Hace un año en un “cara a cara” de tres horas que tuvo lugar en Bali, los dos hombres más poderosos del planeta le pusieron un alto al deterioro sostenido de las relaciones entre sus dos países, una secuela inevitable de elevadas tensiones bilaterales a lo largo de varios lustros. Luego del encuentro entre Joe Biden y Xi Jinping, ambos lanzaron un mensaje que dejó al mundo aliviado: entrarían en una competencia vigorosa -sin duda- pero ausente de conflicto.
En el año transcurrido, sin que del lado estadounidense se haya armado una estrategia para combatirlo, la potencia asiática continuó con su esfuerzo metódico por fortalecer su influencia planetaria. Los americanos se mantuvieron al margen. Un análisis indicaría que, sin evidenciarlo demasiado, ambos países se embarcaron en la búsqueda de un equilibrio permanente y sano.
De nuevo, los dos mandatarios se han propuesto otro encuentro constructivo con ocasión del Foro de Cooperación Económica de Asia y el Pacífico que tendrá lugar en San Francisco la semana que viene. Los temas álgidos no han variado aunque en el escenario se encuentra, además, la conflagración de Israel y Hamás que mantiene al mundo en vilo.
Las tensiones entre ambos no han sido resueltas: sigue viva la polémica en torno al tema de prácticas desleales e inadecuadas dentro del comercial bilateral y los intercambios internacionales; la avalancha de sanciones no se ha detenido; la reducción de los riesgos de errores de cálculo en el uso de armas nucleares en medio de la guerra de Rusia y Ucrania no ha pasado a un segundo plano; hay diferencias de gran calado en cuanto a las violaciones de los derechos humanos en China y el atropello a las libertades individuales, además de que el totalitarismo aún subsiste. Los temas anteriores llevan implícita una carga importante de desacuerdos que se expresan en rivalidad política y económica, pero es quizá el reconocimiento del principio de “Una sola China” aplicado al caso de Taiwán el elemento en el que más se distancian hoy Pekín y Washington. No solo la soberanía sobre la isla es histórica y estratégicamente esencial para China. El control sobre este territorio le asegura un acceso al Pacífico a través del mar de Filipinas que es de inmensa importancia para el poderío naval chino. La calificación del Estrecho de Taiwán como aguas internacionales o nacionales es esencial para ambos lados y las posturas son opuestas. Para Estados Unidos hay allí un asunto de seguridad y para China tiene que ver con su aspiración de reunificación territorial pendiente desde 1949. Taiwán reviste también una importancia clave dentro de las cadenas de valor geopolíticas por su control y relevancia en la industria de microprocesadores.

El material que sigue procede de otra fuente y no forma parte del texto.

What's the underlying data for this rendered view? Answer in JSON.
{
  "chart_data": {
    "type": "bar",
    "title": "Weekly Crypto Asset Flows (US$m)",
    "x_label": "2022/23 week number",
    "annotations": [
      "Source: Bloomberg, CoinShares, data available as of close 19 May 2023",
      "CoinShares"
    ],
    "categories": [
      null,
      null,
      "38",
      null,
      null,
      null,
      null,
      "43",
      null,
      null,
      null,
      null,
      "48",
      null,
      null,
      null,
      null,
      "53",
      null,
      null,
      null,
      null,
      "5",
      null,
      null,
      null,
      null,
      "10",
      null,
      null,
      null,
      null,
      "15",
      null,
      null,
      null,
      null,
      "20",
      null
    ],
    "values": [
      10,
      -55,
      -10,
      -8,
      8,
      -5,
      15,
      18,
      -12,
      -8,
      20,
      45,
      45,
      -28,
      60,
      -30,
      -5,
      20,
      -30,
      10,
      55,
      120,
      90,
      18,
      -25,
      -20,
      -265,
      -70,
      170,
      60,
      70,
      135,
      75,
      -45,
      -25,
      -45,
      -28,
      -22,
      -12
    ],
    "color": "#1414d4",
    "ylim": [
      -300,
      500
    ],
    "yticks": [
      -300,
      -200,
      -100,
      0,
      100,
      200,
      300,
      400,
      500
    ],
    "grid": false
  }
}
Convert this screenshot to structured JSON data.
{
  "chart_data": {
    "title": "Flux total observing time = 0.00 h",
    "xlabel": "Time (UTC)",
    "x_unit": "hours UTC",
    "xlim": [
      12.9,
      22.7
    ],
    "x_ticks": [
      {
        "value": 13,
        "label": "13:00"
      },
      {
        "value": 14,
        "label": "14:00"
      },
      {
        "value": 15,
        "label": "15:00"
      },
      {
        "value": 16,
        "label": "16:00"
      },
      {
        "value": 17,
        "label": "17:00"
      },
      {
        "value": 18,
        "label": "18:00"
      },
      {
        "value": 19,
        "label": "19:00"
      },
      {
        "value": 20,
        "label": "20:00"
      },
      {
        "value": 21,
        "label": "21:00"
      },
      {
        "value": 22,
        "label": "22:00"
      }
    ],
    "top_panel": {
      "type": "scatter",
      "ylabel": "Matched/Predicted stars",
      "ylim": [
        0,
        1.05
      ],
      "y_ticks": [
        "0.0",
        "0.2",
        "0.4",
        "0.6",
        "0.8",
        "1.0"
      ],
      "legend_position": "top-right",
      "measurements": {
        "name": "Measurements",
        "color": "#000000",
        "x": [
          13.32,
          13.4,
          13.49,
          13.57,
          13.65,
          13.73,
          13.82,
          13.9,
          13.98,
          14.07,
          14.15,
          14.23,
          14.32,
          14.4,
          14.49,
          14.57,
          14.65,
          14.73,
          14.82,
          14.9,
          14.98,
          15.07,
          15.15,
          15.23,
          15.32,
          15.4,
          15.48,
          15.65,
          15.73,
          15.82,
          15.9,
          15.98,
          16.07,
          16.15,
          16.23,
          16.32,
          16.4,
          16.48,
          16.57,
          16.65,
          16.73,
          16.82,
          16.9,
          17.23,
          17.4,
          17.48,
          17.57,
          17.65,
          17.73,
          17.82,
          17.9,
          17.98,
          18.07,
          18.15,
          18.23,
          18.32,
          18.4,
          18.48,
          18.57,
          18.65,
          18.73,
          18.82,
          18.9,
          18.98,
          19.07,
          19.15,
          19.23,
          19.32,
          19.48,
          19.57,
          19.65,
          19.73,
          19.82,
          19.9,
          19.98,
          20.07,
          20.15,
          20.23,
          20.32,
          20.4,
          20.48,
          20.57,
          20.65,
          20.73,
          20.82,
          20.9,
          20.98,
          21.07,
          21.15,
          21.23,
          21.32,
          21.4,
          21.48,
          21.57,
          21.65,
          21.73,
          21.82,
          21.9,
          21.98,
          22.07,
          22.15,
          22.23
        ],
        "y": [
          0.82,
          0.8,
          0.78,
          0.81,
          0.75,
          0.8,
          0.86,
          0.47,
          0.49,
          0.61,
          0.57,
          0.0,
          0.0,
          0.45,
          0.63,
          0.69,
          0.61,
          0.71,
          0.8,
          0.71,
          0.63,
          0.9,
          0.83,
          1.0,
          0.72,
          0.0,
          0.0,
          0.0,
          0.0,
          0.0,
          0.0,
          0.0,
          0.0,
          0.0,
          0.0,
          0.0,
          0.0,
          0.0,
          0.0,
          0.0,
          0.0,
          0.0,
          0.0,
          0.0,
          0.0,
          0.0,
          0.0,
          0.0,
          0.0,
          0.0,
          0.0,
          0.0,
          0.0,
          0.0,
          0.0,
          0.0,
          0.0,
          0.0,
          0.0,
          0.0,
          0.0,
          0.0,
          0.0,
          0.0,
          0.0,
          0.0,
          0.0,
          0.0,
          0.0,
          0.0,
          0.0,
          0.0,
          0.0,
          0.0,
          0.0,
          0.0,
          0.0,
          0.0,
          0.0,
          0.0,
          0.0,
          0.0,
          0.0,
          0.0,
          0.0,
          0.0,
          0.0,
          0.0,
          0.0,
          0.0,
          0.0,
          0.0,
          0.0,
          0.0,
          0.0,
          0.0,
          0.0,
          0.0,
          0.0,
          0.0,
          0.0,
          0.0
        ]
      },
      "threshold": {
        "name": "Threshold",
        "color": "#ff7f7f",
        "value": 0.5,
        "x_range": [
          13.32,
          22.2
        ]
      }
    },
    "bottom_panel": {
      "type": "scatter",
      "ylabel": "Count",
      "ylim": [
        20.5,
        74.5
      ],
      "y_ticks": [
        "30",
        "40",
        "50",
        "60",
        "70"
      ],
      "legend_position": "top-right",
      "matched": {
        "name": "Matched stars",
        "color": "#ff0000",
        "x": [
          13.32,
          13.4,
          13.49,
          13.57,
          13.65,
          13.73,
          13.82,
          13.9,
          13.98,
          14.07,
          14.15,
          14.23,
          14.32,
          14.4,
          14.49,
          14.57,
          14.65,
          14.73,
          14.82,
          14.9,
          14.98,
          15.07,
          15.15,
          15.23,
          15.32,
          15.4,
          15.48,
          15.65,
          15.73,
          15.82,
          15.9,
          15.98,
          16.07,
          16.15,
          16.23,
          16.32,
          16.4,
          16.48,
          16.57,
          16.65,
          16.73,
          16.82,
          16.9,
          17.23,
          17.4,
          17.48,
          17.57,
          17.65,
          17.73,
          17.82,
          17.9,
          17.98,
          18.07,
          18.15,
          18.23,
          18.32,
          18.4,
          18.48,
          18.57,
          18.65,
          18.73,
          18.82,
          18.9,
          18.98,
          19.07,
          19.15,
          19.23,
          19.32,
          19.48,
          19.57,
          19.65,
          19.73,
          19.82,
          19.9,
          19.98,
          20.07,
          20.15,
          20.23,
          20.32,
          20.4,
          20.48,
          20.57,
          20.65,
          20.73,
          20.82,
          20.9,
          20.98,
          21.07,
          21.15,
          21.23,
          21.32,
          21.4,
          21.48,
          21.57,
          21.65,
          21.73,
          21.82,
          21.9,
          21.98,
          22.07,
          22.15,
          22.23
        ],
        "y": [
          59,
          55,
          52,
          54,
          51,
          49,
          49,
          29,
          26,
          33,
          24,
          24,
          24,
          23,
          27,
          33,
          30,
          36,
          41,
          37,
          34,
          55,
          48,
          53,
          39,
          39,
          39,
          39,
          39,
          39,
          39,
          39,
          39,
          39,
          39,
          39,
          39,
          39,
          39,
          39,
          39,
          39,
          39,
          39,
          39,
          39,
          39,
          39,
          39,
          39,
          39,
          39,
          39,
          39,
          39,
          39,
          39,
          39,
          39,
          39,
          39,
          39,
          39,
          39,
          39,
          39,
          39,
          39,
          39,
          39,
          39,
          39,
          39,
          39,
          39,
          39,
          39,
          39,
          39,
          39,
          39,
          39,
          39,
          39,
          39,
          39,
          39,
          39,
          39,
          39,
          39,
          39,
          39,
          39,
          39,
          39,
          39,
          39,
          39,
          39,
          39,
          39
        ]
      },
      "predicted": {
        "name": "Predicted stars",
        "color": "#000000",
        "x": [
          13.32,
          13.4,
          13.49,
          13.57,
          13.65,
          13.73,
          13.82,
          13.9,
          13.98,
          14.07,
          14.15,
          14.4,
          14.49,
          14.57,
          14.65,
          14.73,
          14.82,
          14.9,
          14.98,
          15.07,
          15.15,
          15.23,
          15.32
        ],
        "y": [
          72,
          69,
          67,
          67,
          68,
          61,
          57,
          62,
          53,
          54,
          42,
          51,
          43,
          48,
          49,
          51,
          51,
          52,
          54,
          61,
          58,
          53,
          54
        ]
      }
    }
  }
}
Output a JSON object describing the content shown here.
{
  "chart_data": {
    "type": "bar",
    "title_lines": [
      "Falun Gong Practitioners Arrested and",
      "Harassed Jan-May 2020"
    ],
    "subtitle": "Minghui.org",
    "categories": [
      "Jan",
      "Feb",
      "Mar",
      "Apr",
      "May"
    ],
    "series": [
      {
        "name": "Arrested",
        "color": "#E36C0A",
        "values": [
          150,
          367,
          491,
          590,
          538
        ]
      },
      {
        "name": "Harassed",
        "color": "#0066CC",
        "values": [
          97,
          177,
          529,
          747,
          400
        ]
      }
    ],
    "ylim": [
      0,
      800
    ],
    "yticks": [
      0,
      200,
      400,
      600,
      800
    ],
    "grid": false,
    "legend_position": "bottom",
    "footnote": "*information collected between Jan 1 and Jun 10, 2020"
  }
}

Tampoco la guerra de Hamás contra Israel es un asunto menor. Xi Jinping desempeña un tradicional rol de equilibrista muy bien cuidado que no se da de la mano con la posición más agresiva norteamericana a quienes preocupa en demasía que Hezbolá, aliado con Irán, pueda abrir en la región un nuevo frente de batalla.
Poder deliberar sobre estos temas en un encuentro bilateral y hacerlo de manera distendida e inteligente para restablecer la confianza es una prueba de fuego para ambos lados. Tal será el escenario que los dos líderes deberán enfrentar, pero el tenor de los asuntos no es solo más grave y álgido sino que puede tocar de cerca la paz mundial. Se vuelve más imperativo que nunca acercar posturas.